Cover of 'Puck' magazine depicting the Venezuelan Boundary Dispute (January 1896)
Published by Keppler & Schwarzmann  (http://www.loc.gov/pictures/resource/ppmsca.28976/)

Unfortunately for the president, his foreign policy framework did not survive under his successor William McKinley, about which he would often express disappointment. (206-207) Cleaver argues that the growing power of non-governmental influences on foreign policy formation was an important factor in the undermining of his template, which in turn highlights that Cleveland’s second presidency could be viewed as the last time in which only a handful of individuals directed foreign policy. (209) Ultimately, however, it was the seizure of the Philippines and Puerto Rico after the war with Spain that destroyed the ‘legalism, neutrality, and respect for national sovereignty’ that he had sought to pursue. (210-211)
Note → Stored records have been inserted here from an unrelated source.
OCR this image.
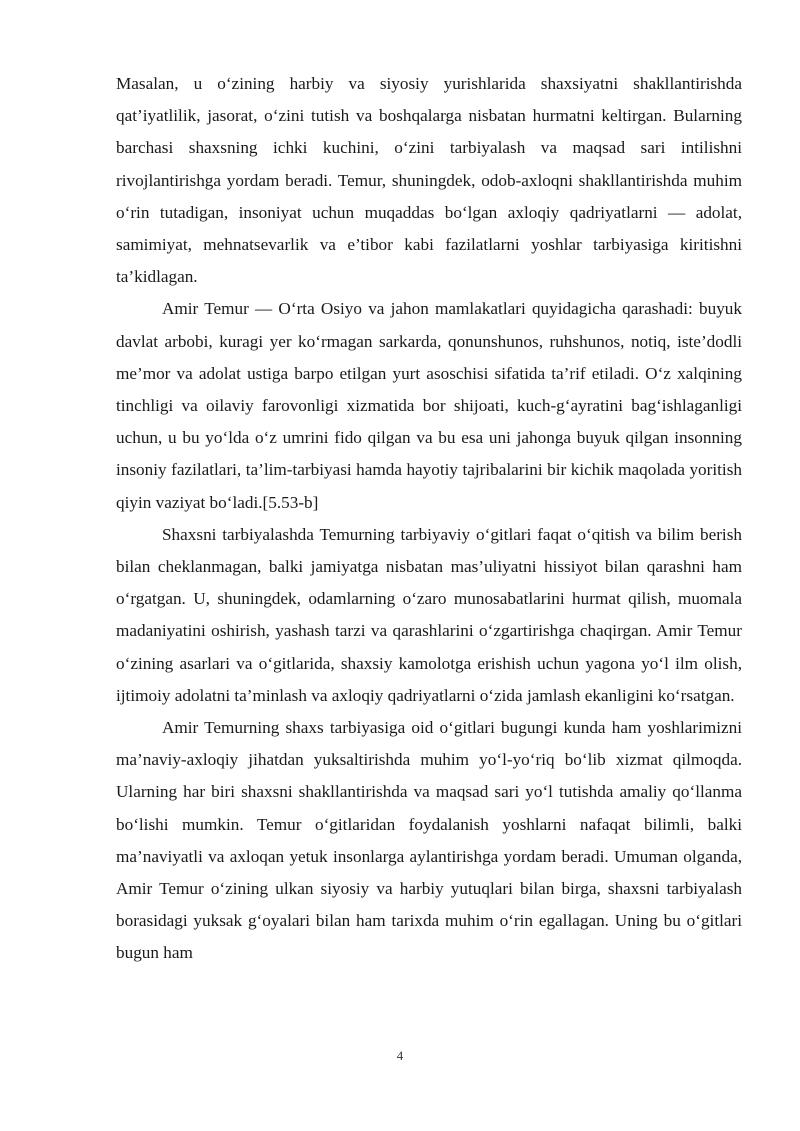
Masalan, u o‘zining harbiy va siyosiy yurishlarida shaxsiyatni shakllantirishda qat’iyatlilik, jasorat, o‘zini tutish va boshqalarga nisbatan hurmatni keltirgan. Bularning barchasi shaxsning ichki kuchini, o‘zini tarbiyalash va maqsad sari intilishni rivojlantirishga yordam beradi. Temur, shuningdek, odob-axloqni shakllantirishda muhim o‘rin tutadigan, insoniyat uchun muqaddas bo‘lgan axloqiy qadriyatlarni — adolat, samimiyat, mehnatsevarlik va e’tibor kabi fazilatlarni yoshlar tarbiyasiga kiritishni ta’kidlagan.

Amir Temur — O‘rta Osiyo va jahon mamlakatlari quyidagicha qarashadi: buyuk davlat arbobi, kuragi yer ko‘rmagan sarkarda, qonunshunos, ruhshunos, notiq, iste’dodli me’mor va adolat ustiga barpo etilgan yurt asoschisi sifatida ta’rif etiladi. O‘z xalqining tinchligi va oilaviy farovonligi xizmatida bor shijoati, kuch-g‘ayratini bag‘ishlaganligi uchun, u bu yo‘lda o‘z umrini fido qilgan va bu esa uni jahonga buyuk qilgan insonning insoniy fazilatlari, ta’lim-tarbiyasi hamda hayotiy tajribalarini bir kichik maqolada yoritish qiyin vaziyat bo‘ladi.[5.53-b]

Shaxsni tarbiyalashda Temurning tarbiyaviy o‘gitlari faqat o‘qitish va bilim berish bilan cheklanmagan, balki jamiyatga nisbatan mas’uliyatni hissiyot bilan qarashni ham o‘rgatgan. U, shuningdek, odamlarning o‘zaro munosabatlarini hurmat qilish, muomala madaniyatini oshirish, yashash tarzi va qarashlarini o‘zgartirishga chaqirgan. Amir Temur o‘zining asarlari va o‘gitlarida, shaxsiy kamolotga erishish uchun yagona yo‘l ilm olish, ijtimoiy adolatni ta’minlash va axloqiy qadriyatlarni o‘zida jamlash ekanligini ko‘rsatgan.

Amir Temurning shaxs tarbiyasiga oid o‘gitlari bugungi kunda ham yoshlarimizni ma’naviy-axloqiy jihatdan yuksaltirishda muhim yo‘l-yo‘riq bo‘lib xizmat qilmoqda. Ularning har biri shaxsni shakllantirishda va maqsad sari yo‘l tutishda amaliy qo‘llanma bo‘lishi mumkin. Temur o‘gitlaridan foydalanish yoshlarni nafaqat bilimli, balki ma’naviyatli va axloqan yetuk insonlarga aylantirishga yordam beradi. Umuman olganda, Amir Temur o‘zining ulkan siyosiy va harbiy yutuqlari bilan birga, shaxsni tarbiyalash borasidagi yuksak g‘oyalari bilan ham tarixda muhim o‘rin egallagan. Uning bu o‘gitlari bugun ham

4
Yet Cleaver argues that Cleveland’s second term remains an important period concerning the development of United States foreign policy and that his legalist approach is simply absent in historiography because of its failure to survive. Cleveland was not simply ‘the last of the old-guard of nineteenth century presidents’ who enacted policy based on limitations, rather he chose to pursue a policy based on legalism and morality out of a recognition of the changing place of the United States in the global system. (198) The Venezuelan Boundary Dispute, perhaps the most famous of the crises in which the United States and Great Britain clashed over an obscure disagreement over Venezuela’s national borders, was particularly characteristic of his foreign policy: ‘It touched upon the rise of American power, the nation’s growing commerce, and relations between the United States and Europe and Latin America, but its larger significance is a matter of interpretation.’ (122) Unfortunately for Cleveland’s legacy, the Spanish-American War has simply been interpreted as the major event in late nineteenth century United States foreign policy, banishing his policy into obscurity.

Cleaver’s study, however, has certainly reinvigorated Cleveland’s second presidency as a period in which we can learn a great deal about the place of the United States in the world before the dawning of the twentieth century. Based primarily on manuscript collections located in the Library of Congress, Grover Cleveland’s New Foreign Policy is a stimulating and thoughtful account of a president who desired to place foreign policy within a legalistic framework, which is particularly noteworthy when one considers how conceptions of international law melded with foreign policy formation in the early twentieth century.